Experts warned that the March 11 earthquake and ensuing tsunami that devastated Japan (killing 15,500 people with over 7,300 still missing) could alter weather patterns all over the world for quite some time. Perhaps this helps explain the deadly tornadoes and hopeless drought situation in the southwestern United States that continues to worsen. During June, historic fires ravaged Arizona and New Mexico while most of Texas has yet to see a drop of rain in the last nine months while cow/calf producers have been forced to wean and sell-off 200 to 300-pound calves (that normally would be grown until late-fall) in an effort to maintain their core cow herd. At the same time, record flooding in Montana and the Dakotas is making its way down the Missouri River breaching levees and destroying river towns and farmland from Sioux City, Iowa to Kansas City, Missouri. Flooded and abandoned acres of corn are sure to further lighten this year’s crop, but prices have fallen on demand concerns of global economies and currency rates that could significantly hurt exports.
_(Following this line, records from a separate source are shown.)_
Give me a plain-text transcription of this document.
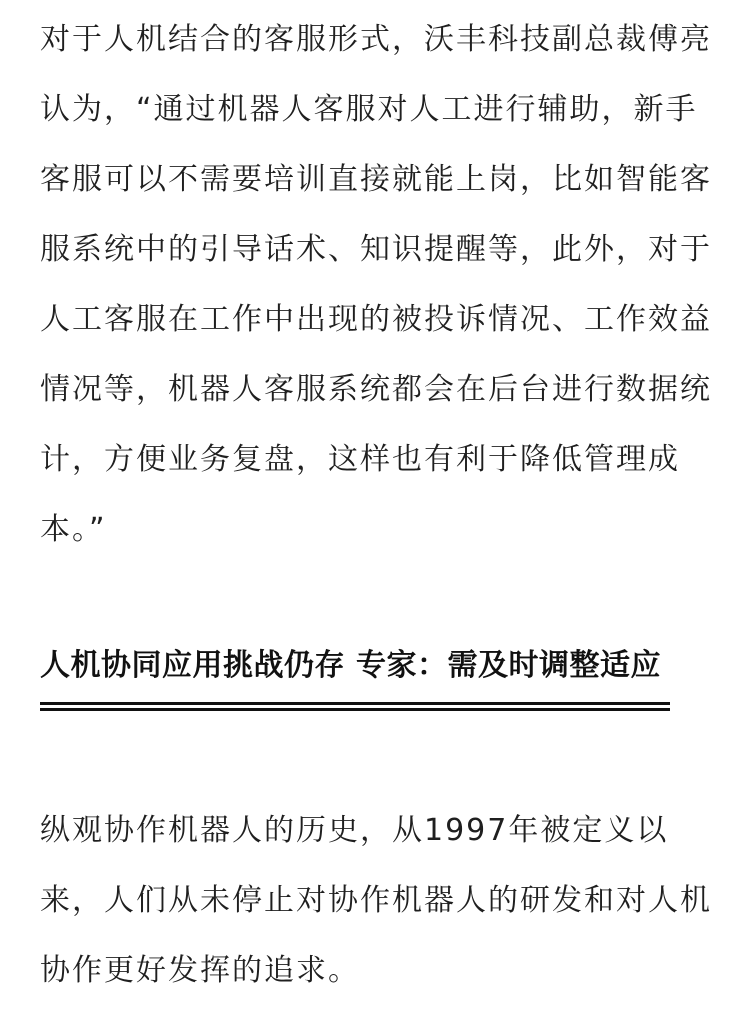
对于人机结合的客服形式，沃丰科技副总裁傅亮
认为，“通过机器人客服对人工进行辅助，新手
客服可以不需要培训直接就能上岗，比如智能客
服系统中的引导话术、知识提醒等，此外，对于
人工客服在工作中出现的被投诉情况、工作效益
情况等，机器人客服系统都会在后台进行数据统
计，方便业务复盘，这样也有利于降低管理成
本。”

人机协同应用挑战仍存 专家：需及时调整适应

纵观协作机器人的历史，从1997年被定义以
来，人们从未停止对协作机器人的研发和对人机
协作更好发挥的追求。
Feedlot inventories remain heavy (4.1 percent more than a year ago) but a high percentage of these cattle were forced off dry pastures at lighter than normal weights. These “green” feedlot cattle may be the same chronological age, but they will not offset the limited availability of yearling feeders coming off grass later this summer and early fall. Once cattle are placed on feed and accelerated to a finishing ration, they have moved on and will no longer follow the same schedule as those being backgrounded on pasture. Cattle can be pulled ahead (as evidenced over the last year) but they can’t be held back; they most likely will finish-out at lighter weights or risk being overdone (Yield Grade 4-5’s). Packers may regain trading leverage late in the summer as feedlots work through inflated showlists during a seasonably tough time, but market-ready cattle near year’s end should prove to be just as tight as the current numbers of available feeder cattle.